Alberto Guadagnini, consigliere regionale 'indipendentista' («Siamo Veneto» è il suo gruppo di riferimento) ha depositato ieri in Commissione Sanità del Consiglio regionale una proposta di legge che si pone l’obiettivo di trasformare le 'lucciole' in lavoratrici autonome, anche associate tra di loro, togliendole dalla zona grigia dello sfruttamento di strada per farne delle imprenditrici a tutti gli effetti con il diritto di ricevere un giusto compenso e il dovere di emettere regolare fattura. Il primo «no», guarda caso, è arrivato dalla Lega, azionista di quella maggioranza di cui Guadagnini fa parte. «Non c’è ancora una legge nazionale e noi andiamo a perdere tempo in regione con iniziative propagandistiche? No» afferma perentorio Antonio Da Re, segretario della Liga veneta.

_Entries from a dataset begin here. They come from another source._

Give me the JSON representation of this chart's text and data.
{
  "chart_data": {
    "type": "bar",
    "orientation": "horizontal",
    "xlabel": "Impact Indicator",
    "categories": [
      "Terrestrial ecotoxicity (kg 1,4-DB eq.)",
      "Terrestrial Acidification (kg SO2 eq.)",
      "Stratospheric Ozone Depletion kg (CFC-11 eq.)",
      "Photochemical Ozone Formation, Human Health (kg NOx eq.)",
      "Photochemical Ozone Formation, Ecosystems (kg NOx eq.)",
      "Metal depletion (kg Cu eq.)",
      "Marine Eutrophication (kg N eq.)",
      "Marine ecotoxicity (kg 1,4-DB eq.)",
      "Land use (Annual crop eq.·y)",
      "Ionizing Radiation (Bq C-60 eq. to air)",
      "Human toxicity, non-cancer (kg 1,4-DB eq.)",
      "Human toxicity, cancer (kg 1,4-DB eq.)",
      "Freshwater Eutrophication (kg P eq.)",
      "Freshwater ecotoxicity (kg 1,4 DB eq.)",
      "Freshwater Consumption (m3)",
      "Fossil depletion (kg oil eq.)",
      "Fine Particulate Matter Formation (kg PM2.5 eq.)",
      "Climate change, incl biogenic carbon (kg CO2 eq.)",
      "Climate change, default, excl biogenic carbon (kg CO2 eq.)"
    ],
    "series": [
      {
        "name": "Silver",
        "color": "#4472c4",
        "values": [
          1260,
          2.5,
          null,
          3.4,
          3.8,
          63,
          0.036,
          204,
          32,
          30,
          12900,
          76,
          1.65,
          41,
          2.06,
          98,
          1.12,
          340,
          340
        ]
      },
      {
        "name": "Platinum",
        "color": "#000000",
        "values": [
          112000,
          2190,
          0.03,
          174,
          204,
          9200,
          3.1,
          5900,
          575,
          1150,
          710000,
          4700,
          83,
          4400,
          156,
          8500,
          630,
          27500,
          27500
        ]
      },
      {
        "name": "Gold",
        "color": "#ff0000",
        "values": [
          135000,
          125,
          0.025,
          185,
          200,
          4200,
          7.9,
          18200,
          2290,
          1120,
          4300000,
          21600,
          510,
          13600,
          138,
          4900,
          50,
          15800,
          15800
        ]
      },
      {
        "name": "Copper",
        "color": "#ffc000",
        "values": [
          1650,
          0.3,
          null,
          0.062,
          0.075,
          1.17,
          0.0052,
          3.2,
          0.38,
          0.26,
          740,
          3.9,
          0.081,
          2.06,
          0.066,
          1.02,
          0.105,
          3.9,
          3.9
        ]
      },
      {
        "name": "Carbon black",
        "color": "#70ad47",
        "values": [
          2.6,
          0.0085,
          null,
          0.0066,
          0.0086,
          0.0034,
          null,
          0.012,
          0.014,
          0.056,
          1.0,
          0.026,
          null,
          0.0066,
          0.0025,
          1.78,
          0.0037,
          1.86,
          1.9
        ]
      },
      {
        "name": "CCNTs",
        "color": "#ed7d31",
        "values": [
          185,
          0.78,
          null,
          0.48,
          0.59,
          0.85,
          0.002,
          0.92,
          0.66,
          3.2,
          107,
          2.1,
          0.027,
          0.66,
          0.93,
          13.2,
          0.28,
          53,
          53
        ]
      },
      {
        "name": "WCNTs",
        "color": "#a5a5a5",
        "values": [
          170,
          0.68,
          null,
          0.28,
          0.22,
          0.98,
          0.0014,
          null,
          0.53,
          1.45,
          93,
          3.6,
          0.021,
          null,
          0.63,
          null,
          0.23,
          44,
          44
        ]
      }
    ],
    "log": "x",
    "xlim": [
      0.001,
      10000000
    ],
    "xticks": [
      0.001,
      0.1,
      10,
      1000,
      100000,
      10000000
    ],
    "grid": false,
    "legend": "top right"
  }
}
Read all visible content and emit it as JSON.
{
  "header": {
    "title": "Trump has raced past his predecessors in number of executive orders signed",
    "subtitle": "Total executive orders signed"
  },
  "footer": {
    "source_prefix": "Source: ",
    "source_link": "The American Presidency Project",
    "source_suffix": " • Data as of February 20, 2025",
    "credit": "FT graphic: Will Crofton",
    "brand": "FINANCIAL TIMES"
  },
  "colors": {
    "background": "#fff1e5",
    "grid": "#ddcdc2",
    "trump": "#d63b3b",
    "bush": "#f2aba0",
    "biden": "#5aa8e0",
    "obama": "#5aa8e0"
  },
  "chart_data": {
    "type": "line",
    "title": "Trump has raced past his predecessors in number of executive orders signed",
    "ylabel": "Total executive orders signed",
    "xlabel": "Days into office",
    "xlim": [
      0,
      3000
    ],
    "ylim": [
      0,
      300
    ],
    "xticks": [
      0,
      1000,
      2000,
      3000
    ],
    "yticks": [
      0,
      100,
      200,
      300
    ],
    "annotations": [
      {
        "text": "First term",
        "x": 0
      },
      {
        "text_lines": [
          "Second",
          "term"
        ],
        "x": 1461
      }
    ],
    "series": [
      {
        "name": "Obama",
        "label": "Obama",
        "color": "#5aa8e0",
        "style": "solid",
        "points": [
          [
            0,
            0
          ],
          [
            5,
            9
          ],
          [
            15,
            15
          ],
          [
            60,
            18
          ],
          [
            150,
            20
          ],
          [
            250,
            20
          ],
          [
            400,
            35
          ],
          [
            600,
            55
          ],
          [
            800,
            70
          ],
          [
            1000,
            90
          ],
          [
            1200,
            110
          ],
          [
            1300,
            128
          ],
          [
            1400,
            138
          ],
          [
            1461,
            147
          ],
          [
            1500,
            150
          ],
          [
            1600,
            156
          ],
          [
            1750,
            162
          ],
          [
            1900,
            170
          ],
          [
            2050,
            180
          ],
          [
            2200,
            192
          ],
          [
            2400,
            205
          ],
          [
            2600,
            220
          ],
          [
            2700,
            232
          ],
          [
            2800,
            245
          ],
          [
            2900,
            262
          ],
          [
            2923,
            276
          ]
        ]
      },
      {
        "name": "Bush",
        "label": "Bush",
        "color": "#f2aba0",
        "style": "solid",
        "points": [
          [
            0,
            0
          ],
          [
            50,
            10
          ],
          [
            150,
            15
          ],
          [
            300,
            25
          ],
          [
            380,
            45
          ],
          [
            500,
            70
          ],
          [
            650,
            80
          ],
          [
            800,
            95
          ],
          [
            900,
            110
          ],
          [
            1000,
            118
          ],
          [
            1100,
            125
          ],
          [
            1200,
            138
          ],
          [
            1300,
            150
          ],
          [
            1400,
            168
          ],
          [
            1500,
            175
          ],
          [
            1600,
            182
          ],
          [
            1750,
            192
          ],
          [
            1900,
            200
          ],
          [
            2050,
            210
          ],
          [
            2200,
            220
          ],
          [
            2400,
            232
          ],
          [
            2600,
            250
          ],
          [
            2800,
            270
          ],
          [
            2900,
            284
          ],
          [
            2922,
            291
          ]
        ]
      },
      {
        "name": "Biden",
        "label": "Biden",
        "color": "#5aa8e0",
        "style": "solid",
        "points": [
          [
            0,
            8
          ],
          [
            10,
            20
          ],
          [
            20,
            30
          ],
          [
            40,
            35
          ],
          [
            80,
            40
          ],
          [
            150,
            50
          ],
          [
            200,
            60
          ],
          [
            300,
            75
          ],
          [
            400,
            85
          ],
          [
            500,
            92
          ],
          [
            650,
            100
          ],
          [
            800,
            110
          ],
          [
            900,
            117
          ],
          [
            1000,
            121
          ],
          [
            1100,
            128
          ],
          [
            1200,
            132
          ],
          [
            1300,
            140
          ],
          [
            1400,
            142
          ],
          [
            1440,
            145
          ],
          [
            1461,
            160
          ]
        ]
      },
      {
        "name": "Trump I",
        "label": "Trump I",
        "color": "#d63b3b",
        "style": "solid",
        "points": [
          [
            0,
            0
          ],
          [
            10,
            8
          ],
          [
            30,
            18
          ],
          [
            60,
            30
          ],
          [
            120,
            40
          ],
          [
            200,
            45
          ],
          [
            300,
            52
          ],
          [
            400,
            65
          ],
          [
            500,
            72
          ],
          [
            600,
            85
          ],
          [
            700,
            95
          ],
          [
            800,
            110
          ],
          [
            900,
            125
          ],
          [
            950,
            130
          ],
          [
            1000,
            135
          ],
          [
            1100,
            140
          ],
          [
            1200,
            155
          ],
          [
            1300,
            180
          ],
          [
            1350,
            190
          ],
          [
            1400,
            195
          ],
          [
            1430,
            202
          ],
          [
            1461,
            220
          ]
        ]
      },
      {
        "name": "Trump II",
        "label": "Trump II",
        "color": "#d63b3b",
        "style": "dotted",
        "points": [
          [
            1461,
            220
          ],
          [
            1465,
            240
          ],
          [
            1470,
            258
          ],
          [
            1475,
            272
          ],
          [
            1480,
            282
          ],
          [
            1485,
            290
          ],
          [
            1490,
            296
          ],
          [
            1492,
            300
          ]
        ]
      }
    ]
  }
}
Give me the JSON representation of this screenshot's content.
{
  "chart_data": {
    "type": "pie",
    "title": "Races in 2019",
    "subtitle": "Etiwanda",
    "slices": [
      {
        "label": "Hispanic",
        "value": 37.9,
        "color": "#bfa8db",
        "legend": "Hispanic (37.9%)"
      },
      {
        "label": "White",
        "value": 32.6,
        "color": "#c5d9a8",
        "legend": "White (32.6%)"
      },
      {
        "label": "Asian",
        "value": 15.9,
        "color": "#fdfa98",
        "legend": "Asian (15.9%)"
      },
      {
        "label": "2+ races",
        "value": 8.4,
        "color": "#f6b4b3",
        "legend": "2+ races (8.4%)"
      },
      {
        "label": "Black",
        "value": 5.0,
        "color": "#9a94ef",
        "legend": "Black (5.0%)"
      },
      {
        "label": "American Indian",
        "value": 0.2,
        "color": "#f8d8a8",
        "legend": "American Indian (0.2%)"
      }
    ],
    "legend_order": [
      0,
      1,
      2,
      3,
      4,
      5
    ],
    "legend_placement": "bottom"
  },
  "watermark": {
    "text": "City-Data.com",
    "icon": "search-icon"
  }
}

E rotondo è il «no» anche dall'opposizione. «Abbiamo ben altro a cui pensare – afferma Roger De Menech del Pd –. E, in ogni caso, siamo contrari a legalizzare la schiavitù ». Guadagnini si appella alla Corte di Cassazione che, come lui stesso ricorda, «ha dichiarato la prostituta una 'libera professionista' con il diritto di ricevere giusto compenso e dovrebbe emettere fattura con partita Iva». E la stessa Corte in un’altra sentenza ha dichiarato come la prostituzione tra adulti «deve essere soggetta a tassazione poiché attività lecita». Ma ad oggi – evidenzia Guadagnini – queste sentenze sono state totalmente disattese. Oggi si stima che in Italia siano oltre 70mila le donne che si prostituiscono, quasi la metà delle quali straniere; il 65% in strada senza alcuna forma di protezione. Il giro d’affari è quantificato in 25 miliardi di euro, con 9 milioni di clienti all’anno. «Ciò significa che se questi 25 miliardi venissero fatturati, ci sarebbero introiti fiscali miliardari per lo Stato».

Bontà sua, l’esponente di 'Siamo Veneto» mette in conto l’inasprimento del codice penale con «l’ergastolo per chi sfrutta la prostituzione minorile con multe fino a 500mila euro e 15 anni di reclusione e fino a 100mila euro di multa per chi istiga e costringe alla prostituzione ». Concede, pure, «il rispetto del diritto alla riservatezza degli interessati» per chi si iscrive all’albo e la cancellazione in caso di cessazione dell’esercizio.

Per don Davide Schiavon, direttore della Caritas di Treviso, che iniziò 30 anni fa ad aiutare le vittime della tratta, «la maggior parte di queste donne è costretta a prostituirsi e quindi è vittima. Altro che imprenditrici di se stesse – commenta –. Sono rese schiave dalla criminalità organizzata e dai clienti che sfruttano la loro condizione di vulnerabilità». Con queste proposte di legge, aggiunge il sacerdote, si ritorna ai tempi bui. Solo pochi giorni fa, a Verona, 5 vescovi e centinaia di persone da tutto il Nordest partecipavano ad una veglia di preghiera contro la tratta. «Auspichiamo che la Regione – afferma uno degli organizzatori, Giovanni Paolo Ramonda, Presidente della Comunità Papa Giovanni XXIII – adotti le misure necessarie per liberare le migliaia di donne, tutte provenienti da Paesi poverissimi, che in Veneto ogni notte sono costrette a soddisfare le turpi richieste dei clienti italiani». Per Ramonda non ci sono dubbi. La soluzione più efficace – spiega – non è regolare il fenomeno ma contrastare la domanda, con sanzioni e misure rieducative per i clienti.